気がつけば、ついさっきまで目の前に浮いていた紙様も、荒れ狂っていた雷様もどこかへ行ってしまっていた。
「ことりちゃんっ……はあ、か、体に障るから病室もどろ」
大きな木の下へやって来たユキちゃんは、息も切れ切れに心配そうにあたしを覗き込む。反射的に顔を逸らした。
「体冷えたでしょう」
彼女の、ショートボブの毛先が束になって、そこからポタポタと雨水が落ちていくのを横目で見ていたら喉の奥が苦くなった。

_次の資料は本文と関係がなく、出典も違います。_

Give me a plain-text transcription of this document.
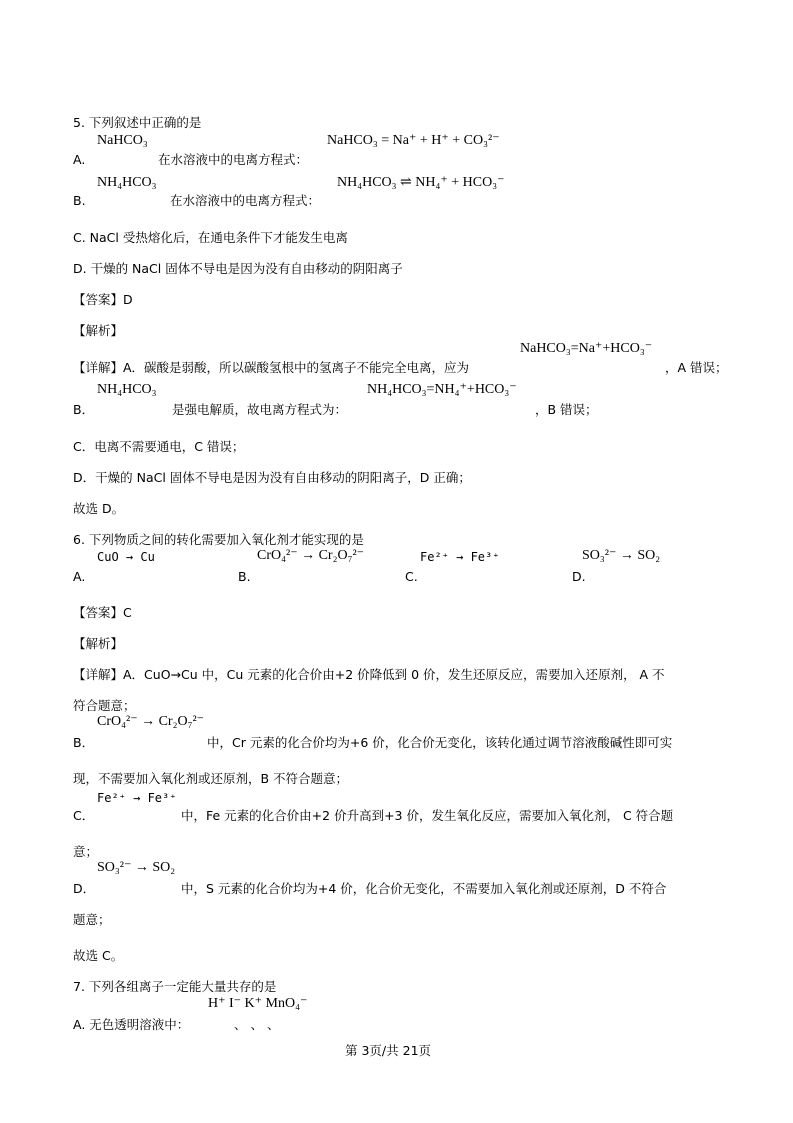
5. 下列叙述中正确的是
NaHCO₃	NaHCO₃ = Na⁺ + H⁺ + CO₃²⁻
A.	在水溶液中的电离方程式：
NH₄HCO₃	NH₄HCO₃ ⇌ NH₄⁺ + HCO₃⁻
B.	在水溶液中的电离方程式：
C. NaCl 受热熔化后，在通电条件下才能发生电离
D. 干燥的 NaCl 固体不导电是因为没有自由移动的阴阳离子
【答案】D
【解析】
NaHCO₃=Na⁺+HCO₃⁻
【详解】A．碳酸是弱酸，所以碳酸氢根中的氢离子不能完全电离，应为	，A 错误；
NH₄HCO₃	NH₄HCO₃=NH₄⁺+HCO₃⁻
B．	是强电解质，故电离方程式为：	，B 错误；
C．电离不需要通电，C 错误；
D．干燥的 NaCl 固体不导电是因为没有自由移动的阴阳离子，D 正确；
故选 D。
6. 下列物质之间的转化需要加入氧化剂才能实现的是
CuO → Cu	CrO₄²⁻ → Cr₂O₇²⁻	Fe²⁺ → Fe³⁺	SO₃²⁻ → SO₂
A.	B.	C.	D.
【答案】C
【解析】
【详解】A．CuO→Cu 中，Cu 元素的化合价由+2 价降低到 0 价，发生还原反应，需要加入还原剂， A 不
符合题意；
CrO₄²⁻ → Cr₂O₇²⁻
B．	中，Cr 元素的化合价均为+6 价，化合价无变化，该转化通过调节溶液酸碱性即可实
现，不需要加入氧化剂或还原剂，B 不符合题意；
Fe²⁺ → Fe³⁺
C．	中，Fe 元素的化合价由+2 价升高到+3 价，发生氧化反应，需要加入氧化剂， C 符合题
意；
SO₃²⁻ → SO₂
D．	中，S 元素的化合价均为+4 价，化合价无变化，不需要加入氧化剂或还原剂，D 不符合
题意；
故选 C。
7. 下列各组离子一定能大量共存的是
H⁺ I⁻ K⁺ MnO₄⁻
A. 无色透明溶液中：	、 、 、
第 3页/共 21页
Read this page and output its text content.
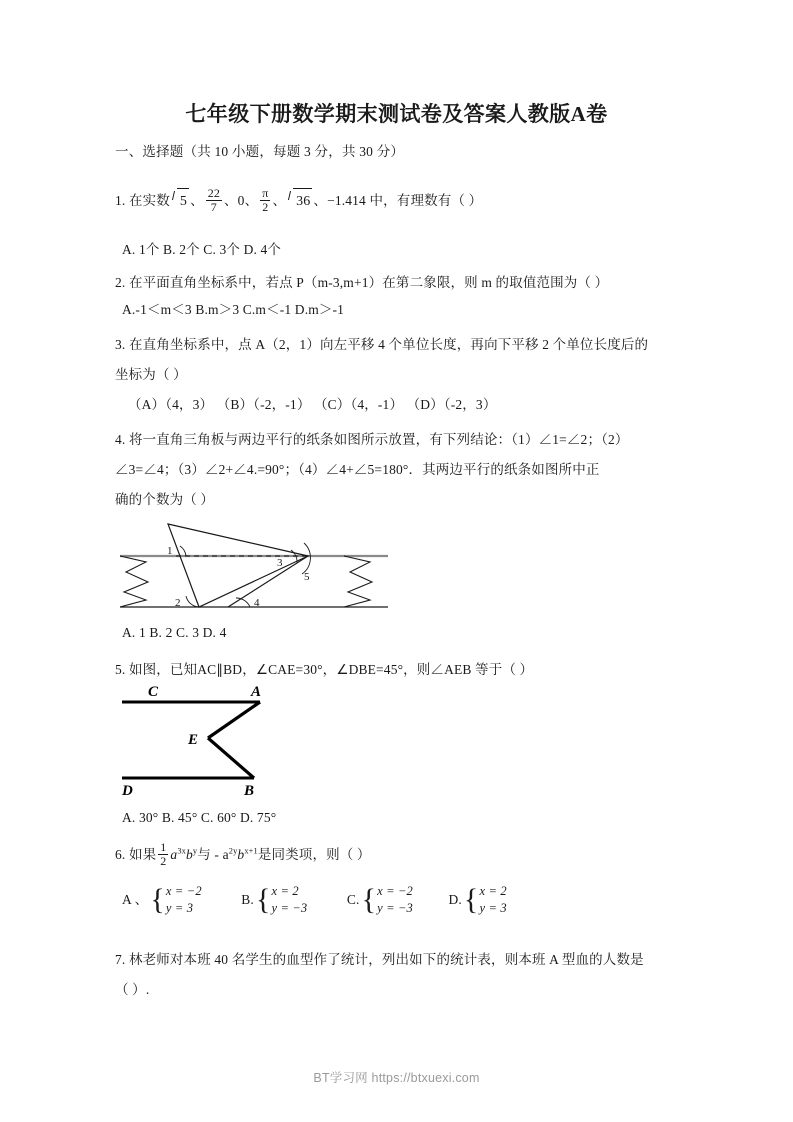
七年级下册数学期末测试卷及答案人教版A卷
一、选择题（共 10 小题，每题 3 分，共 30 分）
1. 在实数 5 、 $\frac{22}{7}$ 、0、 $\frac{\pi}{2}$ 、 36 、−1.414 中，有理数有（ ）
A. 1个 B. 2个 C. 3个 D. 4个
2. 在平面直角坐标系中，若点 P（m-3,m+1）在第二象限，则 m 的取值范围为（ ）
A.-1＜m＜3 B.m＞3 C.m＜-1 D.m＞-1
3. 在直角坐标系中，点 A（2，1）向左平移 4 个单位长度，再向下平移 2 个单位长度后的
坐标为（ ）
（A）（4，3） （B）（-2，-1） （C）（4，-1） （D）（-2，3）
4. 将一直角三角板与两边平行的纸条如图所示放置，有下列结论：（1）∠1=∠2；（2）
∠3=∠4；（3）∠2+∠4.=90°；（4）∠4+∠5=180°．其两边平行的纸条如图所中正
确的个数为（ ）
1
2
3
4
5
A. 1 B. 2 C. 3 D. 4
5. 如图，已知AC∥BD，∠CAE=30°，∠DBE=45°，则∠AEB 等于（ ）
C	A
E
D	B
A. 30° B. 45° C. 60° D. 75°
6. 如果 $\frac{1}{2} a^{3x}b^y$与 - $a^{2y}b^{x+1}$是同类项，则（ ）
A 、 { x = −2
y = 3
B. { x = 2
y = −3
C. { x = −2
y = −3
D. { x = 2
y = 3
7. 林老师对本班 40 名学生的血型作了统计，列出如下的统计表，则本班 A 型血的人数是
（ ）.
BT学习网 https://btxuexi.com
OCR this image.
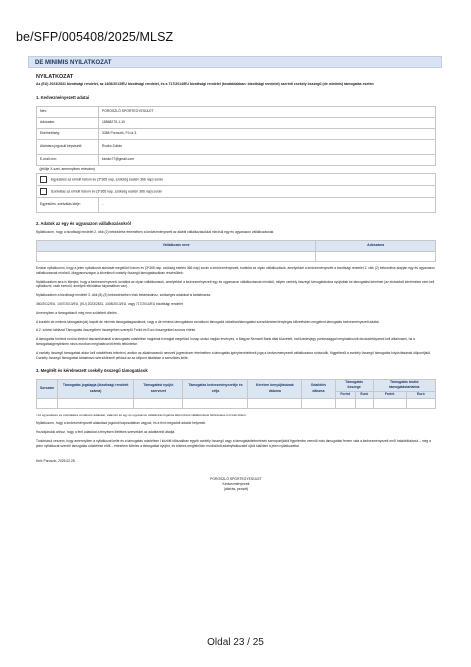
be/SFP/005408/2025/MLSZ
DE MINIMIS NYILATKOZAT
NYILATKOZAT
Az (EU) 2023/2831 bizottsági rendelet, az 1408/2013/EU bizottsági rendelet, és a 717/2014/EU bizottsági rendelet (továbbiakban: bizottsági rendelet) szerinti csekély összegű (de minimis) támogatás esetén
1. Kedvezményezett adatai
Név:	POROSZLÓ SPORTEGYESÜLET
Adószám:	18568275-1-10
Ekérhetőség:	3388 Poroszló, Fő út 3.
Aláírásra jogosult képviselő:	Rozko Zoltán
E-mail cím:	kicsko77@gmail.com
(jelölje X-szel, amennyiben releváns)	
Egyesülés az elmúlt három év (3*365 nap, szükség esetén 366 nap) során	
Szétválás az elmúlt három év (3*365 nap, szükség esetén 366 nap) során	
Egyesülés, szétválás ideje:	-
2. Adatok az egy és ugyanazon vállalkozásokról
Nyilatkozom, hogy a bizottsági rendelet 2. cikk (2) bekezdése értelmében a kedvezményezett az alábbi vállalkozásokkal minősül egy és ugyanazon vállalkozásnak.
Vállalkozás neve	Adószáma

Ezúton nyilatkozom, hogy a jelen nyilatkozat aláírását megelőző három év (3*365 nap, szükség esetén 366 nap) során a kedvezményezett, továbbá az olyan vállalkozások, amelyekkel a kedvezményezett a bizottsági rendelet 2. cikk (2) bekezdése alapján egy és ugyanazon vállalkozásnak minősül, Magyarországon a következő csekély összegű támogatásokban részesültek:
Nyilatkozatom arra is kiterjed, hogy a kedvezményezett, továbbá az olyan vállalkozások, amelyekkel a kedvezményezett egy és ugyanazon vállalkozásnak minősül, milyen csekély összegű támogatásokra nyújtottak be támogatási kérelmet (az elutasított kérelmeket nem kell nyilatkozni, csak ezekről, amelyek elbírálása folyamatban van).
Nyilatkozatom a bizottsági rendelet 3. cikk (8)-(9) bekezdéseiben írtak betartásához, szükséges adatokat is tartalmazza.
360/2012/EU, 1407/2013/EU, (EU) 2023/2831, 1408/2013/EU, vagy 717/2014/EU bizottsági rendelet
Amennyiben a támogatásról még nem születtett döntés.
A korábbi de minimis támogatás(ok) kapott de minimis támogatásgazdások, vagy a de minimis támogatásra vonatkozó támogatói okiratban/támogatási szerződésben/tényleges kifizetésben megjelent támogatás kedvezményezett adatai.
A 2. számú táblázat Támogatás összegében összegében szereplő Forint és Euró összegekkel azonos értéke.
A támogatás forintról euróra történő átszámításánál a támogatás odaítélése napjának hónapját megelőző hónap utolsó napján érvényes, a Magyar Nemzeti Bank által közzétett, hat tizedesjegy pontossággal meghatározott devizaárfolyamot kell alkalmazni, ha a támogatásigénylésben nincs euróban meghatározott érték feltüntetve.
A csekély összegű támogatást akkor kell odaítéltnek tekinteni, amikor az alkalmazandó nemzeti jogrendszer értelmében a támogatás igénybevételének joga a kedvezményezett vállalkozásra ruházódik, függetlenül a csekély összegű támogatás folyósításának időpontjától. Csekély összegű támogatást tartalmazó szerződésnél például az az időpont általában a szerződés kelte.
3. Megítélt és kérelmezett csekély összegű támogatások
Sorszám	Támogatás jogalapja (bizottsági rendelet száma)	Támogatást nyújtó szervezet	Támogatás kedvezményezettje és célja	Kérelem benyújtásának dátuma	Odaítélés dátuma	Támogatás összege		Támogatás bruttó támogatástartalma	
						Forint	Euró	Forint	Euró

¹ Az egyesülésre és szétválásra vonatkozó adatokat, valamint az egy és ugyanazon vállalkozás fogalma által érintett vállalkozások feltüntetése is ki kell tölteni.
Nyilatkozom, hogy a kedvezményezett alakulásá jogutódi kapcsolatban vagyok, és a fent megadott adatok helyesek.
Hozzájárulok ahhoz, hogy a fent adatokat a fenyítsen illetékes szervekkel az adatkezelő átadja.
Tudomásul veszem, hogy amennyiben a nyilatkozat kelte és a támogatás odaítélése I közötti időszakban egyéb csekély összegű vagy a támogatásfelmérések szempontjából figyelembe veendő más támogatást fenem vala a kedvezményezett erről haladéktalanul – még a jelen nyilatkozat szerinti támogatás odaítélése előtt – értesítem köteles a támogatást nyújtót, és köteles megfelelően módosított adatnyilatkozatot újból kiállítani a jelen nyilatkozattal.
Kelt: Poroszló, 2025.02.28.
POROSZLÓ SPORTEGYESÜLET
Kedvezményezett
(aláírás, pecsét)
Oldal 23 / 25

腕を振りすぎて差してた傘が本来の役目を果たせてなくてそっちこそ風邪引くじゃん。
脱走癖のあるあたしのことなんて放っておけばいいのに、怒りもしないでただ小刻みに震える手で持つ傘をこちらに差し出す彼女に、罪悪感だけが猛スピードで巨大な化け物に変貌していく。
そんなことをもう何回繰り返しただろう。
「でも、思ったより濡れてないね。いい雨宿り先があって良かった。ボクちゃん、ことりちゃんを守ってくれてありがとう」
「……ボクちゃん?」
「あ――……、木に名前つけるなんて変だよね。老木のボクちゃん。私が勝手にそう呼んでるだけなんだけど――仕事で失敗したときとか、落ち込んだ時よくここへ来てたの。誰にも言えないからボクちゃんに愚痴ったりぼやいたり。ふふ。傍から見たら怪しい人みたいだけどね。でも不思議と元気になれたのよ。よし、また頑張ろうって思えたの。ボクちゃんが嫌なこととか全部吸い取ってくれたみたいで。だから私はこの場所が大好きなの……あ、このことは他の人には内緒ね」
人差し指を口元にあててにっこり笑う彼女に釣られて笑いそうになって咄嗟に真顔を作る。
「仕事、きついなら辞めたら?」
「あら、心配してくれるの? 大丈夫、そりゃきつい時もあるけど、元気になって退院していく患者さんを見る度に、こんなにやり甲斐のある仕事はないって思ってる」
「あ、そ。……帰る」
「あ、うん。待って、濡れるから傘の中に入って」
「なんで傘一本しかないの」
「ごめんね、慌ててたものだから。もうちょっとこっちに寄って寄って」
そんなに傘を傾けたらユキちゃんがまた濡れるじゃん。肩に回された腕からじんわり温もりが伝わってきて気持ちが落ちていく。
ごめんね――違う、だったらあたしが抜け出さなければいいことだ。
ありがとう――これも違う。仕事だから追い掛けてきただけかもしれないし。
やっぱり、自分の気持ちをカタチにして口から出すことは難解で苦手だ。